Une plante est capable de percevoir les ressources dans le sol environnant, mais aussi la présence de racines étrangères. Elle peut alors répondre à ces stimuli et adapter le développement de ses racines en conséquence. Cependant, les expériences menées jusqu’à présent ne permettaient pas de dire si les plantes adoptent une stratégie « agressive » visant à préempter un maximum de ressources, ou si elles optent pour une approche « coopérative » avec un partage équitable.

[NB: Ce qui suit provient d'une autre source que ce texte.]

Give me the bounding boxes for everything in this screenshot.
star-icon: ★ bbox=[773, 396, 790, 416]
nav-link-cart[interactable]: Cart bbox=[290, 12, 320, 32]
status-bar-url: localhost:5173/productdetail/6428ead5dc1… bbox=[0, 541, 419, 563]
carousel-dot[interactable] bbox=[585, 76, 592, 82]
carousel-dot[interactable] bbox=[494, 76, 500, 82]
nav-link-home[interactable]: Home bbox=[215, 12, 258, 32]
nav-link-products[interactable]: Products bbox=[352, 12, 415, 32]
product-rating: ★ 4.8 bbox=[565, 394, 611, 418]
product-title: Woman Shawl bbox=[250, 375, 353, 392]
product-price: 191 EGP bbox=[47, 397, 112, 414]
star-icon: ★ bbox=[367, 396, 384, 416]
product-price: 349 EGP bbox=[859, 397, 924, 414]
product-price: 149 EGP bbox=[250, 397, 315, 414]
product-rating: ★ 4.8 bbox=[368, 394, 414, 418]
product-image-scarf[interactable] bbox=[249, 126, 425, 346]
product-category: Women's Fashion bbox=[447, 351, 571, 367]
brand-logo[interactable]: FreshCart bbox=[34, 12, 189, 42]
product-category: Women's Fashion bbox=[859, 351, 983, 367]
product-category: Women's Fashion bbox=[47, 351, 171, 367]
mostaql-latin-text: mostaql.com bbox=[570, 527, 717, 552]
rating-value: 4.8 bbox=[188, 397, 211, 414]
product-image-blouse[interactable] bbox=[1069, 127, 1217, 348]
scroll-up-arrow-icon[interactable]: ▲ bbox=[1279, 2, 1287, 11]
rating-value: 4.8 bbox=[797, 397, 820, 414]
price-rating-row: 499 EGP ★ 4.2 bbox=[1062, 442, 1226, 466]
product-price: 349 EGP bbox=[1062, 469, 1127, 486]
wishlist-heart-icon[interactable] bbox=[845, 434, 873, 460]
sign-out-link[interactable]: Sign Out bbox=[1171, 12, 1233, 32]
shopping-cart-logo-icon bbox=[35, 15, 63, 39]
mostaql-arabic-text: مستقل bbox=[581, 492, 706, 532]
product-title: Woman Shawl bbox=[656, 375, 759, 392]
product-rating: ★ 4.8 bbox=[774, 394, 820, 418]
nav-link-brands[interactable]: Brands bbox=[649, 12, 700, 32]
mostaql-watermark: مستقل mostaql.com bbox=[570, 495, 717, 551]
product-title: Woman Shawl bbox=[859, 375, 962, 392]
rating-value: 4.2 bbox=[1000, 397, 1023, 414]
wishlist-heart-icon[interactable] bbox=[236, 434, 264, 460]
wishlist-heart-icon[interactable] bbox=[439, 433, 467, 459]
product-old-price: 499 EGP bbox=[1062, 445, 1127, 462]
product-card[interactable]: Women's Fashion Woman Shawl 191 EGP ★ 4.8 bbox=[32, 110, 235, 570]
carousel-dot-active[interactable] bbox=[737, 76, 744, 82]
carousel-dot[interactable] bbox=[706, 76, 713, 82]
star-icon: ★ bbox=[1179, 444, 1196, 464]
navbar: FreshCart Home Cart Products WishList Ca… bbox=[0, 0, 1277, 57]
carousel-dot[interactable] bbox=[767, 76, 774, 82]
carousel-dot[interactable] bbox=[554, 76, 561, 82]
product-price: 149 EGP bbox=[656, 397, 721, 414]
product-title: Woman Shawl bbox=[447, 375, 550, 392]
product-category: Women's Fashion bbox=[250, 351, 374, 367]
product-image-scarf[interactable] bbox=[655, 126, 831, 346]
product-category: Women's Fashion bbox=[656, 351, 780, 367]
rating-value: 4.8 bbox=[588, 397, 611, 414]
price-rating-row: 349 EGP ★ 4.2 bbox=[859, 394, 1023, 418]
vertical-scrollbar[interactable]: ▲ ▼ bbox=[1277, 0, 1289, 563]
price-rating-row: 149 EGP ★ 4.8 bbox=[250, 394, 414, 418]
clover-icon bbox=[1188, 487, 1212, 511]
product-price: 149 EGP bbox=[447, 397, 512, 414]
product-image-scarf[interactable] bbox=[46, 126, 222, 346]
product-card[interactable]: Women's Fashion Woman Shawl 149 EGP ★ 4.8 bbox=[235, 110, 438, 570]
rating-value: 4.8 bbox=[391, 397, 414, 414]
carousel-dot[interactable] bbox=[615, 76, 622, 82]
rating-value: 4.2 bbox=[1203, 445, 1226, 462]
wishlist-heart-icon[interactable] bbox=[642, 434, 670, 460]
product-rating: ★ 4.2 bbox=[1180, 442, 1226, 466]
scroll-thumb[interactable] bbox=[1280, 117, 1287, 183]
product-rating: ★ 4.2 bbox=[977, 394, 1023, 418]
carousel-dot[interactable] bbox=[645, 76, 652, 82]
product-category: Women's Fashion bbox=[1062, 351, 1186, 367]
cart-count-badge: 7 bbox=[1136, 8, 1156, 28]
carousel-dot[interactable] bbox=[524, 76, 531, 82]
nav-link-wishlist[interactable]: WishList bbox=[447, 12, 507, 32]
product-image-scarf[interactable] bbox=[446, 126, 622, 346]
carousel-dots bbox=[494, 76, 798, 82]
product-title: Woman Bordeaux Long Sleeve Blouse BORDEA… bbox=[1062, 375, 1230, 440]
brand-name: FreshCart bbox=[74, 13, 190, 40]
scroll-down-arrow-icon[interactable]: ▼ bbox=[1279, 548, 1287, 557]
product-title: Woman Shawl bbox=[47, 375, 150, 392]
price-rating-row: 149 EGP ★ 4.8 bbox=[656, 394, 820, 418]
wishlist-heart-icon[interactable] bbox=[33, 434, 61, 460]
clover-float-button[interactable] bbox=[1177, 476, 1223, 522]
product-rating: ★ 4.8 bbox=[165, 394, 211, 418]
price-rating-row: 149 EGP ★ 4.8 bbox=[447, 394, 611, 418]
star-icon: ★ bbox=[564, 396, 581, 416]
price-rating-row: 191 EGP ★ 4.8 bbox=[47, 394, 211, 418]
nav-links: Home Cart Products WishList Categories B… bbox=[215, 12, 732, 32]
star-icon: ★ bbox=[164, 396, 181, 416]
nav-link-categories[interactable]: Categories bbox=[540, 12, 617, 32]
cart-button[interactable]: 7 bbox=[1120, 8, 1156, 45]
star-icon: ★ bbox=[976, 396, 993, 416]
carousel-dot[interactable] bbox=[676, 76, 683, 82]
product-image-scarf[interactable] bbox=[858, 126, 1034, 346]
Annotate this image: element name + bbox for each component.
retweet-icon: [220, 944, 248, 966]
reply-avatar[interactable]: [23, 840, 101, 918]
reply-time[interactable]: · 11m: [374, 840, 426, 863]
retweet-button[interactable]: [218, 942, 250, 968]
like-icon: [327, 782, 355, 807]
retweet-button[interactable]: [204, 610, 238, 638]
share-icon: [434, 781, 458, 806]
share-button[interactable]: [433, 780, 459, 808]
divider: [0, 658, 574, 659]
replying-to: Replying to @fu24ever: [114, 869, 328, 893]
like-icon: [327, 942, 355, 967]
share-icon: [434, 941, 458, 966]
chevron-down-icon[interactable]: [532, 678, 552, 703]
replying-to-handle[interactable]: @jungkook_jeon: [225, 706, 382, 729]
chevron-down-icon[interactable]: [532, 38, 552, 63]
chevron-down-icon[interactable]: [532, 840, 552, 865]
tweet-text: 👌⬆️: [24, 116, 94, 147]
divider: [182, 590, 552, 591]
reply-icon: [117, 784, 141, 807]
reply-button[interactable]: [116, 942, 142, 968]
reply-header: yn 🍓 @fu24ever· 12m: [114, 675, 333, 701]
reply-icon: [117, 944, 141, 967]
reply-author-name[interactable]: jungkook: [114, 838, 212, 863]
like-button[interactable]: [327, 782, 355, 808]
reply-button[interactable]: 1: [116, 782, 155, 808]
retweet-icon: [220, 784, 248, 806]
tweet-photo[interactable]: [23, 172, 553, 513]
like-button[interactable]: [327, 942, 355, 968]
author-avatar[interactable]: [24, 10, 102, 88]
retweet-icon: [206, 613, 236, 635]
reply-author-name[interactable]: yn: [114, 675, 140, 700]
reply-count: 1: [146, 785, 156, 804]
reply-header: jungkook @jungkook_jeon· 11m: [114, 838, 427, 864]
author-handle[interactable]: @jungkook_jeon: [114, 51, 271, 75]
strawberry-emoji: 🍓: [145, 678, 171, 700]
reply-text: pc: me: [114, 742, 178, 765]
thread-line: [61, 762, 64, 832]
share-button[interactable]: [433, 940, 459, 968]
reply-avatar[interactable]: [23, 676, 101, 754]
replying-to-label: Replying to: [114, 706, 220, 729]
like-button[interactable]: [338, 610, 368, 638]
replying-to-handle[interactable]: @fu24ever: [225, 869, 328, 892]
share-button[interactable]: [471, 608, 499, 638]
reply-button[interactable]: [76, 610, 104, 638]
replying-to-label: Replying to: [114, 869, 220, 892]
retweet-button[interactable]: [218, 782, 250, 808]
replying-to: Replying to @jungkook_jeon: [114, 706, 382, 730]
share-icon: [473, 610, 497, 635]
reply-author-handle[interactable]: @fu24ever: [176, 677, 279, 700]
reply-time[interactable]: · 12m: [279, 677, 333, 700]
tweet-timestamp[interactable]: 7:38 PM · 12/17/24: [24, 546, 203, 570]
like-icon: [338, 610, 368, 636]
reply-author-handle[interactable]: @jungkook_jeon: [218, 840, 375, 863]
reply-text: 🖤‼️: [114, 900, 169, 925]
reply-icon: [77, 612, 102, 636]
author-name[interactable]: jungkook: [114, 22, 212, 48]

On ne savait pas non plus si une communication entre les plantes était nécessaire. Pour y voir plus clair, Ciro Cabal et ses collègues ont développé un modèle théorique qui prend en compte le coût que représente pour la plante le développement d’une racine en fonction de la distance à la tige. Plus une racine croît loin, plus elle coûte en énergie et en matière à la plante, car il faut y transporter des molécules organiques et y mettre en place un ensemble de vaisseaux capables d’acheminer l’eau et les nutriments jusqu’à la tige.

Que se passe-t-il quand une seconde plante est présente à proximité ? La concentration en ressources accessibles est maximale près de la tige et diminue à mesure que les racines se rapprochent de la plante concurrente, car celle-ci prélève aussi une part des ressources présentes dans le sol. À une certaine distance, la dépense énergétique pour faire croître la racine dépasse le gain en ressources. Ce modèle prédit alors l’émergence d’une « ségrégation opportuniste » : chacune des plantes diminue l’étendue de ses racines, mais développe un réseau racinaire plus dense près de sa tige.

Pour tester leur modèle, les chercheurs ont cultivé en serre, dans un substrat artificiel, des plants de poivrons (Capsicum annuum), soit seuls, soit par deux, puis ont évalué leur densité de racines en fonction de la distance à la tige. Ils ont observé une ségrégation des racines chez les plantes cultivées par deux : l’extension horizontale moyenne des racines d’un plant est de 40 centimètres dans toutes les directions, mais en présence d’un plant concurrent placé à 10 centimètres, l’extension des racines se réduit à 20 centimètres dans cette direction.

De même, la densité racinaire est plus importante près de la tige pour les couples de plants que pour les plants solitaires, et plus faible quand on s’éloigne de la tige. Cette ségrégation, qui donne l’impression d’un comportement coopératif de partage des ressources (comme observé dans les études précédentes), est en fait de nature opportuniste et repose avant tout sur le coût énergétique du déploiement du réseau racinaire, sans que les plantes aient besoin de communiquer entre elles.

Cette découverte pourrait aider à ajuster les pratiques de culture pour améliorer les rendements, par exemple en optimisant la distance entre les plants et la stratégie de fertilisation des sols.